You are given an array $A[1..N]$. You have to answer incoming queries of the form $(L, R)$, which ask to find the minimum element in array $A$ between positions $L$ and $R$ inclusive.
RMQ can appear in problems directly or can be applied in some other tasks, e.g. the Lowest Common Ancestor problem.
Solution
There are lots of possible approaches and data structures that you can use to solve the RMQ task.
The ones that are explained on this site are listed below.
First the approaches that allow modifications to the array between answering queries.
- Sqrt-decomposition - answers each query in $O(\sqrt{N})$, preprocessing done in $O(N)$. Pros: a very simple data structure. Cons: worse complexity.

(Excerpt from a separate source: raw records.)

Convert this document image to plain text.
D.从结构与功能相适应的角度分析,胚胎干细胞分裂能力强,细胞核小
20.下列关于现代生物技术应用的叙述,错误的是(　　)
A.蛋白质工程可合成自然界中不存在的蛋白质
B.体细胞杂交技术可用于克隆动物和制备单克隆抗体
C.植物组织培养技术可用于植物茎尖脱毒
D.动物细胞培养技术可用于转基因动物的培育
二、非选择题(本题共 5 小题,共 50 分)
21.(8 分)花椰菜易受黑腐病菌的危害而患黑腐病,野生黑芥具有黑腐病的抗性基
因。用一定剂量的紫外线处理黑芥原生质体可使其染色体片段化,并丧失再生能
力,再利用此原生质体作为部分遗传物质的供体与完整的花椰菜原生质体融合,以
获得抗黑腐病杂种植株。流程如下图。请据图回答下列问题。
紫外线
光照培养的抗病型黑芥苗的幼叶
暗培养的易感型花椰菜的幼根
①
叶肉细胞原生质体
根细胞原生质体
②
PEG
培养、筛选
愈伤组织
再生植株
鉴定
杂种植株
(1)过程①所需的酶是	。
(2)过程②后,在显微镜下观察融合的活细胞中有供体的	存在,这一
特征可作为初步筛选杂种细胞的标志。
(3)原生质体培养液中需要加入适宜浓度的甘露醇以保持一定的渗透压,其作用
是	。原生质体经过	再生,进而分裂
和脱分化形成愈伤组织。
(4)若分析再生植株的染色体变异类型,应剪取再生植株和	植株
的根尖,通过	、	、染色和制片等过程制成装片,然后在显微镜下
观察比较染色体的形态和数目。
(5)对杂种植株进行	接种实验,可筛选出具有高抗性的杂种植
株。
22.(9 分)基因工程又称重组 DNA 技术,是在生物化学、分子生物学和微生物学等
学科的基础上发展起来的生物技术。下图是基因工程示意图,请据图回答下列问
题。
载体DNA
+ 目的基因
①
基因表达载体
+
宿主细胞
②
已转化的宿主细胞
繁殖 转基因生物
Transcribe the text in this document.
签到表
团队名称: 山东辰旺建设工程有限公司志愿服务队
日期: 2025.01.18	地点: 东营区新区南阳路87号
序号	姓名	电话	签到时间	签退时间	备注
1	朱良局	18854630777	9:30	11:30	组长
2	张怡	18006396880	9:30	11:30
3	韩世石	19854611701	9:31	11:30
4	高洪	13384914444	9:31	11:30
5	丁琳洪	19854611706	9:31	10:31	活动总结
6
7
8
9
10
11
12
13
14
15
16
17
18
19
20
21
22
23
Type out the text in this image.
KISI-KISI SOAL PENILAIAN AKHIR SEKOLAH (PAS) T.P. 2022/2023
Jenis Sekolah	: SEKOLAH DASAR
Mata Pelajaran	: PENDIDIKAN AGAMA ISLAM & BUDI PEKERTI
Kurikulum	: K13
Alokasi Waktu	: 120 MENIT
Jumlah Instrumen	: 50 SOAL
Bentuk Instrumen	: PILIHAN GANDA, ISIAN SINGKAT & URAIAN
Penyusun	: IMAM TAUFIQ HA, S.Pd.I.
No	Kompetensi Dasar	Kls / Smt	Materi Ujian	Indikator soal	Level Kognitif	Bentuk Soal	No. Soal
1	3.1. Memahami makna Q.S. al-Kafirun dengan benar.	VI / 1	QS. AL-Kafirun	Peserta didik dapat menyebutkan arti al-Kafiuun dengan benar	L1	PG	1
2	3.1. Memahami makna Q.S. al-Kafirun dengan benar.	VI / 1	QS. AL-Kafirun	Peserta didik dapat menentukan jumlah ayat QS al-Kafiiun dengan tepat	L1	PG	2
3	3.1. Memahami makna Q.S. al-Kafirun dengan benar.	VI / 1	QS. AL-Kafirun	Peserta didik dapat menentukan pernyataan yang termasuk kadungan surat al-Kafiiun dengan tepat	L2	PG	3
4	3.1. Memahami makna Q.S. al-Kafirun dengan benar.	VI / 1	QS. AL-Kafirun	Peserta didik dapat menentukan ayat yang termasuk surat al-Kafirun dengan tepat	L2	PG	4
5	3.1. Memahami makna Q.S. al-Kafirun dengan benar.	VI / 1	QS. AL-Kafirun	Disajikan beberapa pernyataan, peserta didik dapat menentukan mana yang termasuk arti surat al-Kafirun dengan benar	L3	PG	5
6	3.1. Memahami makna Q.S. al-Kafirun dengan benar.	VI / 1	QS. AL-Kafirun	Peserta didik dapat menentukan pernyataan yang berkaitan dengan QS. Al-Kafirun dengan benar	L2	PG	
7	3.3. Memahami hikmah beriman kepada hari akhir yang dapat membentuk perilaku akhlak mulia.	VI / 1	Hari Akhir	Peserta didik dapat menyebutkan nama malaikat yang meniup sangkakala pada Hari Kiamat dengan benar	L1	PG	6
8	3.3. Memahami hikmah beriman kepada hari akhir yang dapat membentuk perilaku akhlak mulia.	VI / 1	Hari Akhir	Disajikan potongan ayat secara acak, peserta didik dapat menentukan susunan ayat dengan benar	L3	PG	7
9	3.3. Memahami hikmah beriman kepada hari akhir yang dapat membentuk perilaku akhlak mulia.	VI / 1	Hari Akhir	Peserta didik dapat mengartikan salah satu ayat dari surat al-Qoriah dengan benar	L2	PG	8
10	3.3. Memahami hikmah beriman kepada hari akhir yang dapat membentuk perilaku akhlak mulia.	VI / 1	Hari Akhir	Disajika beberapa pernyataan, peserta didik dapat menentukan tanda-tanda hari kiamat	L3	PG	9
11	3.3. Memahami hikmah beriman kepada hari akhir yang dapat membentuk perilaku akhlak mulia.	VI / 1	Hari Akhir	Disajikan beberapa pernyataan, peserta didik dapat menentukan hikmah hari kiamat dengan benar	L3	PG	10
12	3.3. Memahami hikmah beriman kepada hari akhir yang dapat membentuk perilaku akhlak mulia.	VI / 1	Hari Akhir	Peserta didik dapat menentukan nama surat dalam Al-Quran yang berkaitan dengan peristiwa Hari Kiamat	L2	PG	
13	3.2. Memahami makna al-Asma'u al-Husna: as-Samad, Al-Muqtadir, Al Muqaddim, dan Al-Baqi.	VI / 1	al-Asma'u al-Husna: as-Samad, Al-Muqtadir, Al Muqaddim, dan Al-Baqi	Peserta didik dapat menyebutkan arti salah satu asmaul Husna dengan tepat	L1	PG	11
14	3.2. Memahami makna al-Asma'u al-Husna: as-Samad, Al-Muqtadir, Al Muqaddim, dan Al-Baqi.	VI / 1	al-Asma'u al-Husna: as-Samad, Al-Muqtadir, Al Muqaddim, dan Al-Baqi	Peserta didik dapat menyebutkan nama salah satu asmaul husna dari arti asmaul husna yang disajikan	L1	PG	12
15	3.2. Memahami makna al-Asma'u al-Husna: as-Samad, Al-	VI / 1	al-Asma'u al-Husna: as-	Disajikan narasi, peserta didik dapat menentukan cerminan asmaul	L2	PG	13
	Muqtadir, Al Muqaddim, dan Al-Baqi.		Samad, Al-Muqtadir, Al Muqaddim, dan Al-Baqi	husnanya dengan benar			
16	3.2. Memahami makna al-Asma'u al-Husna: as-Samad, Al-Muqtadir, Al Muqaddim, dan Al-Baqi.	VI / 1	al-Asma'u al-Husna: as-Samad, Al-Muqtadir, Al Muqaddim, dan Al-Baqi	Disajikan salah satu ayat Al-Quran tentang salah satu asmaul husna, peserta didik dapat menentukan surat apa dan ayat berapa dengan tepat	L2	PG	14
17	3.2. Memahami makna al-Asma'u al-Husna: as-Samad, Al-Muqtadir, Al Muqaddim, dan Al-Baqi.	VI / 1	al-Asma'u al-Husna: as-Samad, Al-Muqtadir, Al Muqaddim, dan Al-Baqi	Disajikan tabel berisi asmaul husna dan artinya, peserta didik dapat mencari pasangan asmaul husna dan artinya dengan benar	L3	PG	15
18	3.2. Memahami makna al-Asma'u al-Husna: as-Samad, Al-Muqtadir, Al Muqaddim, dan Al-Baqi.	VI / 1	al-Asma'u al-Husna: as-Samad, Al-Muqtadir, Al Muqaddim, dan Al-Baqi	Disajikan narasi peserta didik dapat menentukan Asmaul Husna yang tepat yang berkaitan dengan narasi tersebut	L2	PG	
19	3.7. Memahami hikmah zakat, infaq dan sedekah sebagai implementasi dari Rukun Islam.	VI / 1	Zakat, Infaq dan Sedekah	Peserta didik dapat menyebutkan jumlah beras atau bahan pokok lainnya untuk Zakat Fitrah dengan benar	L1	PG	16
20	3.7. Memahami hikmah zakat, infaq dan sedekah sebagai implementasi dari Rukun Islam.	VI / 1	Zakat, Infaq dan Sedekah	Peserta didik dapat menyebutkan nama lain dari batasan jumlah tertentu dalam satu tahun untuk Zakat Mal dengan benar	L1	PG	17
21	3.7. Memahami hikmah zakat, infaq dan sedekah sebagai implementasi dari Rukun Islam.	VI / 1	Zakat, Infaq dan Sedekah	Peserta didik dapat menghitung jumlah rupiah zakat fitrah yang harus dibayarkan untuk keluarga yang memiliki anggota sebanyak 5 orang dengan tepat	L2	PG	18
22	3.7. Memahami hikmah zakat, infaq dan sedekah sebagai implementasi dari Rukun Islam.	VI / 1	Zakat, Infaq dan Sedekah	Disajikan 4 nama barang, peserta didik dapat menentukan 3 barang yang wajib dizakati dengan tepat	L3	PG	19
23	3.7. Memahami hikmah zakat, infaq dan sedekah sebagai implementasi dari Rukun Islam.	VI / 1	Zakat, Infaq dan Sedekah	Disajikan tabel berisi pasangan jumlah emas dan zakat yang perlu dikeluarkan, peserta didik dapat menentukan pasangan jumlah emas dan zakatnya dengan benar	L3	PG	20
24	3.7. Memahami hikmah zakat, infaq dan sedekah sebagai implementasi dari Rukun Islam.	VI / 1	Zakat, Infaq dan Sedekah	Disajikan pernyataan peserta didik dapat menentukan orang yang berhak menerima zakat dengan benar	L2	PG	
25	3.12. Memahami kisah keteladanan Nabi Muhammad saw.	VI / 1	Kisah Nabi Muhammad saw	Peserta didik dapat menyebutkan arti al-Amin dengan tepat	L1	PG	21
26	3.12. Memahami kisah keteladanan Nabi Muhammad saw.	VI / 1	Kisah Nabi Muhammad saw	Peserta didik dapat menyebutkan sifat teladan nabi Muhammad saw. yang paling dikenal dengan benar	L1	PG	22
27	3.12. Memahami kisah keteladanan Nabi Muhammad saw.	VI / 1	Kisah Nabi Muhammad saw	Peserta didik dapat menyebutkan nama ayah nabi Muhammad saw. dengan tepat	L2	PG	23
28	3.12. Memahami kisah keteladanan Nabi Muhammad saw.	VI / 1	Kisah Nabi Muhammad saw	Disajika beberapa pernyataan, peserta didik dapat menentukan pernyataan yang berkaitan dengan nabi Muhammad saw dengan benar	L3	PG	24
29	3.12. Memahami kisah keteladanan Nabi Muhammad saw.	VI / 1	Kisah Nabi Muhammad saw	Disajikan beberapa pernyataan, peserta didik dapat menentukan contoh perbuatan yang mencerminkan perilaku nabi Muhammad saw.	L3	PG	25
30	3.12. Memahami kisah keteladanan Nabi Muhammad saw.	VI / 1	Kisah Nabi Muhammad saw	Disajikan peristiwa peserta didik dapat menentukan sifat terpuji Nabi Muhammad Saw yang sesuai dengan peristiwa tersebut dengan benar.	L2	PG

- Segment tree - answers each query in $O(\log N)$, preprocessing done in $O(N)$. Pros: good time complexity. Cons: larger amount of code compared to the other data structures.
- Fenwick tree - answers each query in $O(\log N)$, preprocessing done in $O(N \log N)$. Pros: the shortest code, good time complexity. Cons: Fenwick tree can only be used for queries with $L = 1$, so it is not applicable to many problems.
And here are the approaches that only work on static arrays, i.e. it is not possible to change a value in the array without recomputing the complete data structure.
- Sparse Table - answers each query in $O(1)$, preprocessing done in $O(N \log N)$. Pros: simple data structure, excellent time complexity.
- Sqrt Tree - answers queries in $O(1)$, preprocessing done in $O(N \log \log N)$. Pros: fast. Cons: Complicated to implement.
- Disjoint Set Union / Arpa’s Trick - answers queries in $O(1)$, preprocessing in $O(n)$. Pros: short, fast. Cons: only works if all queries are known in advance, i.e. only supports off-line processing of the queries.
- Cartesian Tree and Farach-Colton and Bender algorithm - answers queries in $O(1)$, preprocessing in $O(n)$. Pros: optimal complexity. Cons: large amount of code.
Note: Preprocessing is the preliminary processing of the given array by building the corresponding data structure for it.